The company was internationalised soon after its founding. One brother of Werner represented him in England (Sir William Siemens) and another in St.Petersburg, Russia (Carl von Siemens), each earning separate recognition in their own right. Following his industrial career, he was ennobled in 1888, becoming Werner von Siemens. He retired from his company in 1890 and died in 1892 in Berlin.
The company, reorganized as Siemens & Halske AG, Siemens-Schuckertwerke and – since 1966 – Siemens AG was later led by his brothers, his four sons Arnold, Wilhelm, and Carl Friedrich and his nephews Hermann, Ernst and Peter von Siemens.

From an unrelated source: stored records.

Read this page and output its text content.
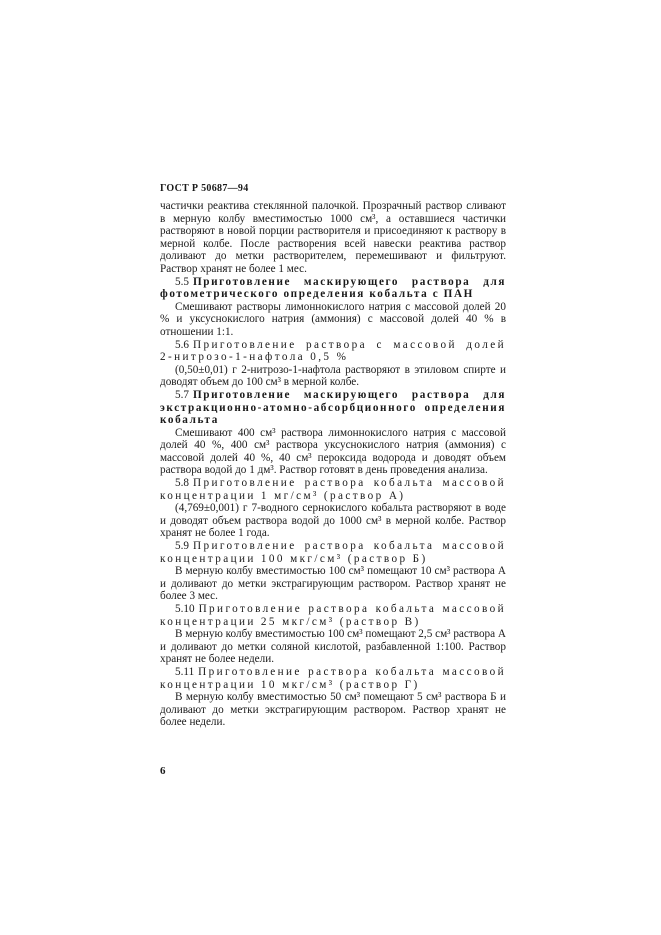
ГОСТ Р 50687—94

частички реактива стеклянной палочкой. Прозрачный раствор сливают в мерную колбу вместимостью 1000 см³, а оставшиеся частички растворяют в новой порции растворителя и присоединяют к раствору в мерной колбе. После растворения всей навески реактива раствор доливают до метки растворителем, перемешивают и фильтруют. Раствор хранят не более 1 мес.

5.5 Приготовление маскирующего раствора для фотометрического определения кобальта с ПАН

Смешивают растворы лимоннокислого натрия с массовой долей 20 % и уксуснокислого натрия (аммония) с массовой долей 40 % в отношении 1:1.

5.6 Приготовление раствора с массовой долей 2-нитрозо-1-нафтола 0,5 %

(0,50±0,01) г 2-нитрозо-1-нафтола растворяют в этиловом спирте и доводят объем до 100 см³ в мерной колбе.

5.7 Приготовление маскирующего раствора для экстракционно-атомно-абсорбционного определения кобальта

Смешивают 400 см³ раствора лимоннокислого натрия с массовой долей 40 %, 400 см³ раствора уксуснокислого натрия (аммония) с массовой долей 40 %, 40 см³ пероксида водорода и доводят объем раствора водой до 1 дм³. Раствор готовят в день проведения анализа.

5.8 Приготовление раствора кобальта массовой концентрации 1 мг/см³ (раствор А)

(4,769±0,001) г 7-водного сернокислого кобальта растворяют в воде и доводят объем раствора водой до 1000 см³ в мерной колбе. Раствор хранят не более 1 года.

5.9 Приготовление раствора кобальта массовой концентрации 100 мкг/см³ (раствор Б)

В мерную колбу вместимостью 100 см³ помещают 10 см³ раствора А и доливают до метки экстрагирующим раствором. Раствор хранят не более 3 мес.

5.10 Приготовление раствора кобальта массовой концентрации 25 мкг/см³ (раствор В)

В мерную колбу вместимостью 100 см³ помещают 2,5 см³ раствора А и доливают до метки соляной кислотой, разбавленной 1:100. Раствор хранят не более недели.

5.11 Приготовление раствора кобальта массовой концентрации 10 мкг/см³ (раствор Г)

В мерную колбу вместимостью 50 см³ помещают 5 см³ раствора Б и доливают до метки экстрагирующим раствором. Раствор хранят не более недели.

6
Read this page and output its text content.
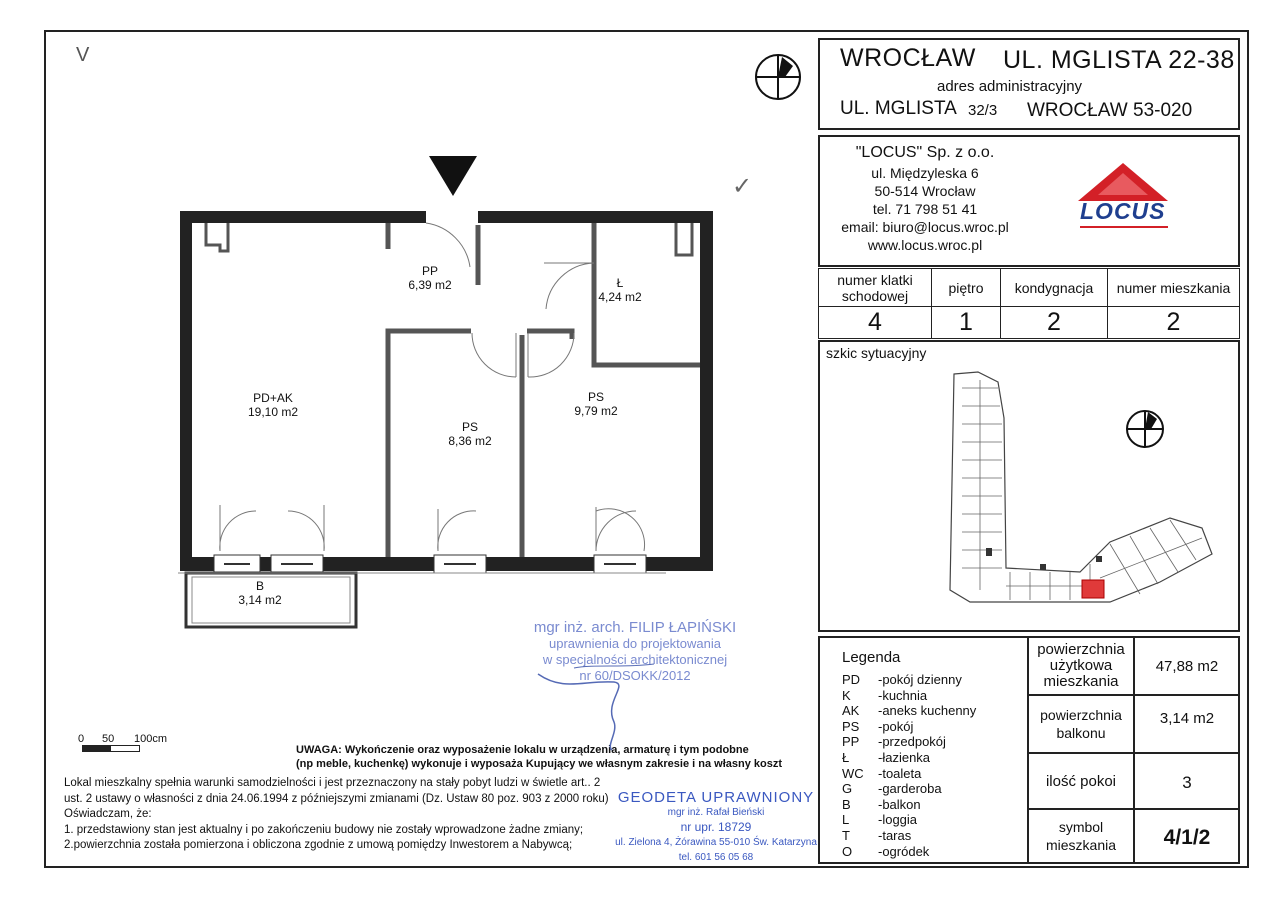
V
✓
PP
6,39 m2	Ł
4,24 m2
PD+AK
19,10 m2
PS
8,36 m2
PS
9,79 m2
B
3,14 m2
WROCŁAW UL. MGLISTA 22-38
adres administracyjny
UL. MGLISTA 32/3 WROCŁAW 53-020
"LOCUS" Sp. z o.o.
ul. Międzyleska 6
50-514 Wrocław
tel. 71 798 51 41
email: biuro@locus.wroc.pl
www.locus.wroc.pl
LOCUS
numer klatki schodowej	piętro	kondygnacja	numer mieszkania
4	1	2	2
szkic sytuacyjny
Legenda
PD	-pokój dzienny
K	-kuchnia
AK	-aneks kuchenny
PS	-pokój
PP	-przedpokój
Ł	-łazienka
WC	-toaleta
G	-garderoba
B	-balkon
L	-loggia
T	-taras
O	-ogródek
powierzchnia użytkowa mieszkania
47,88 m2
powierzchnia balkonu
3,14 m2
ilość pokoi	3
symbol mieszkania	4/1/2
0 50 100cm
UWAGA: Wykończenie oraz wyposażenie lokalu w urządzenia, armaturę i tym podobne
(np meble, kuchenkę) wykonuje i wyposaża Kupujący we własnym zakresie i na własny koszt
Lokal mieszkalny spełnia warunki samodzielności i jest przeznaczony na stały pobyt ludzi w świetle art.. 2
ust. 2 ustawy o własności z dnia 24.06.1994 z późniejszymi zmianami (Dz. Ustaw 80 poz. 903 z 2000 roku)
Oświadczam, że:
1. przedstawiony stan jest aktualny i po zakończeniu budowy nie zostały wprowadzone żadne zmiany;
2.powierzchnia została pomierzona i obliczona zgodnie z umową pomiędzy Inwestorem a Nabywcą;
mgr inż. arch. FILIP ŁAPIŃSKI
uprawnienia do projektowania
w specjalności architektonicznej
nr 60/DSOKK/2012
GEODETA UPRAWNIONY
mgr inż. Rafał Bieński
nr upr. 18729
ul. Zielona 4, Żórawina 55-010 Św. Katarzyna
tel. 601 56 05 68
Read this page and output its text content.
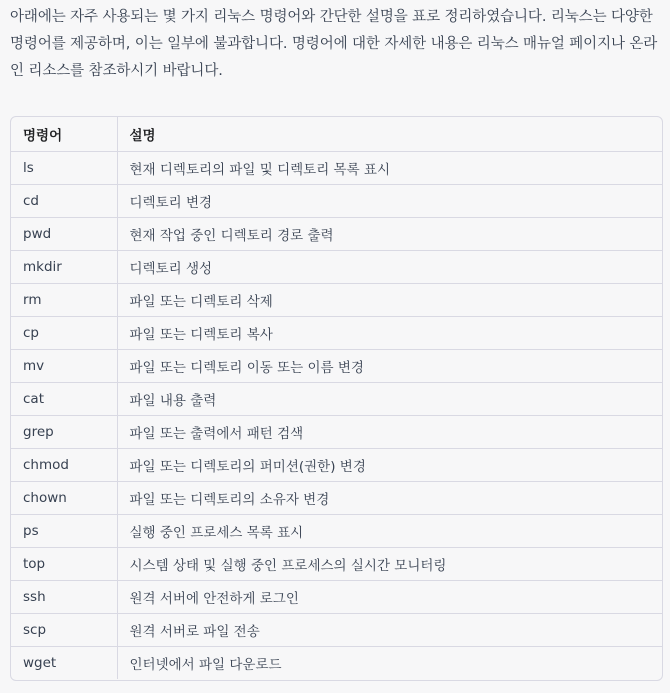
아래에는 자주 사용되는 몇 가지 리눅스 명령어와 간단한 설명을 표로 정리하였습니다. 리눅스는 다양한 명령어를 제공하며, 이는 일부에 불과합니다. 명령어에 대한 자세한 내용은 리눅스 매뉴얼 페이지나 온라인 리소스를 참조하시기 바랍니다.

명령어	설명
ls	현재 디렉토리의 파일 및 디렉토리 목록 표시
cd	디렉토리 변경
pwd	현재 작업 중인 디렉토리 경로 출력
mkdir	디렉토리 생성
rm	파일 또는 디렉토리 삭제
cp	파일 또는 디렉토리 복사
mv	파일 또는 디렉토리 이동 또는 이름 변경
cat	파일 내용 출력
grep	파일 또는 출력에서 패턴 검색
chmod	파일 또는 디렉토리의 퍼미션(권한) 변경
chown	파일 또는 디렉토리의 소유자 변경
ps	실행 중인 프로세스 목록 표시
top	시스템 상태 및 실행 중인 프로세스의 실시간 모니터링
ssh	원격 서버에 안전하게 로그인
scp	원격 서버로 파일 전송
wget	인터넷에서 파일 다운로드
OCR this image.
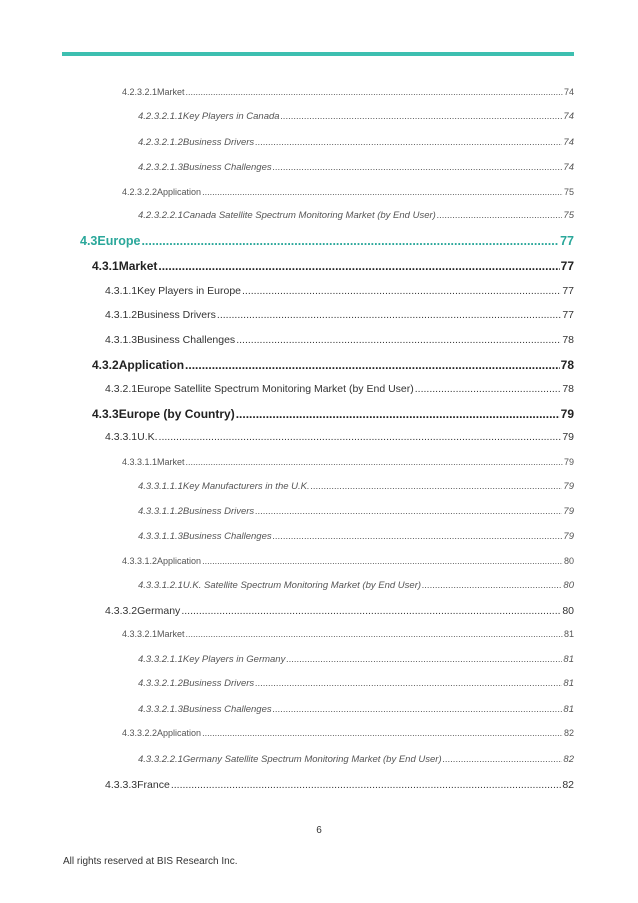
4.2.3.2.1 Market .....	74
4.2.3.2.1.1 Key Players in Canada .....	74
4.2.3.2.1.2 Business Drivers .....	74
4.2.3.2.1.3 Business Challenges .....	74
4.2.3.2.2 Application .....	75
4.2.3.2.2.1 Canada Satellite Spectrum Monitoring Market (by End User) .....	75
4.3 Europe .....	77
4.3.1 Market .....	77
4.3.1.1 Key Players in Europe .....	77
4.3.1.2 Business Drivers .....	77
4.3.1.3 Business Challenges .....	78
4.3.2 Application .....	78
4.3.2.1 Europe Satellite Spectrum Monitoring Market (by End User) .....	78
4.3.3 Europe (by Country) .....	79
4.3.3.1 U.K. .....	79
4.3.3.1.1 Market .....	79
4.3.3.1.1.1 Key Manufacturers in the U.K. .....	79
4.3.3.1.1.2 Business Drivers .....	79
4.3.3.1.1.3 Business Challenges .....	79
4.3.3.1.2 Application .....	80
4.3.3.1.2.1 U.K. Satellite Spectrum Monitoring Market (by End User) .....	80
4.3.3.2 Germany .....	80
4.3.3.2.1 Market .....	81
4.3.3.2.1.1 Key Players in Germany .....	81
4.3.3.2.1.2 Business Drivers .....	81
4.3.3.2.1.3 Business Challenges .....	81
4.3.3.2.2 Application .....	82
4.3.3.2.2.1 Germany Satellite Spectrum Monitoring Market (by End User) .....	82
4.3.3.3 France .....	82
6
All rights reserved at BIS Research Inc.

Siemens AG is still one of the largest electrotechnological firms of the world.
Apart from the pointer telegraph Siemens made several contributions to the development of electrical engineering and is therefore known as the founding father of the discipline in Germany. He built the world's first electric elevator in 1880[1]. His company produced the tubes with which Wilhelm Conrad Roentgen investigated x-rays. He claimed invention of the dynamo although others invented it earlier. On 14 December 1877 he received German patent No. 2355 for an electromechanical "dynamic" or moving-coil transducer, which was adapted by A. L. Thuras and E. C. Wente for the Bell System in the late 1920s for use as a loudspeaker.[2] Wente's adaptation was issued US patent 1,707,545 in 1929. Siemens is also the father of the trolleybus which he initially tried and tested with his "Elektromote" on 29 April 1882.
He married twice, first in 1852 to Mathilde Duman (died 1 July 1867) and second in 1869 to his relative Antonie Siemens (1840 - 1900). Children from first marriage were Arnold von Siemens and Georg Wilhelm von Siemens. Children from second marriage were Hertha von Siemens (1870 - 5 January 1939), married in 1899 to Carl Dietrich Harries, and Carl Friedrich von Siemens.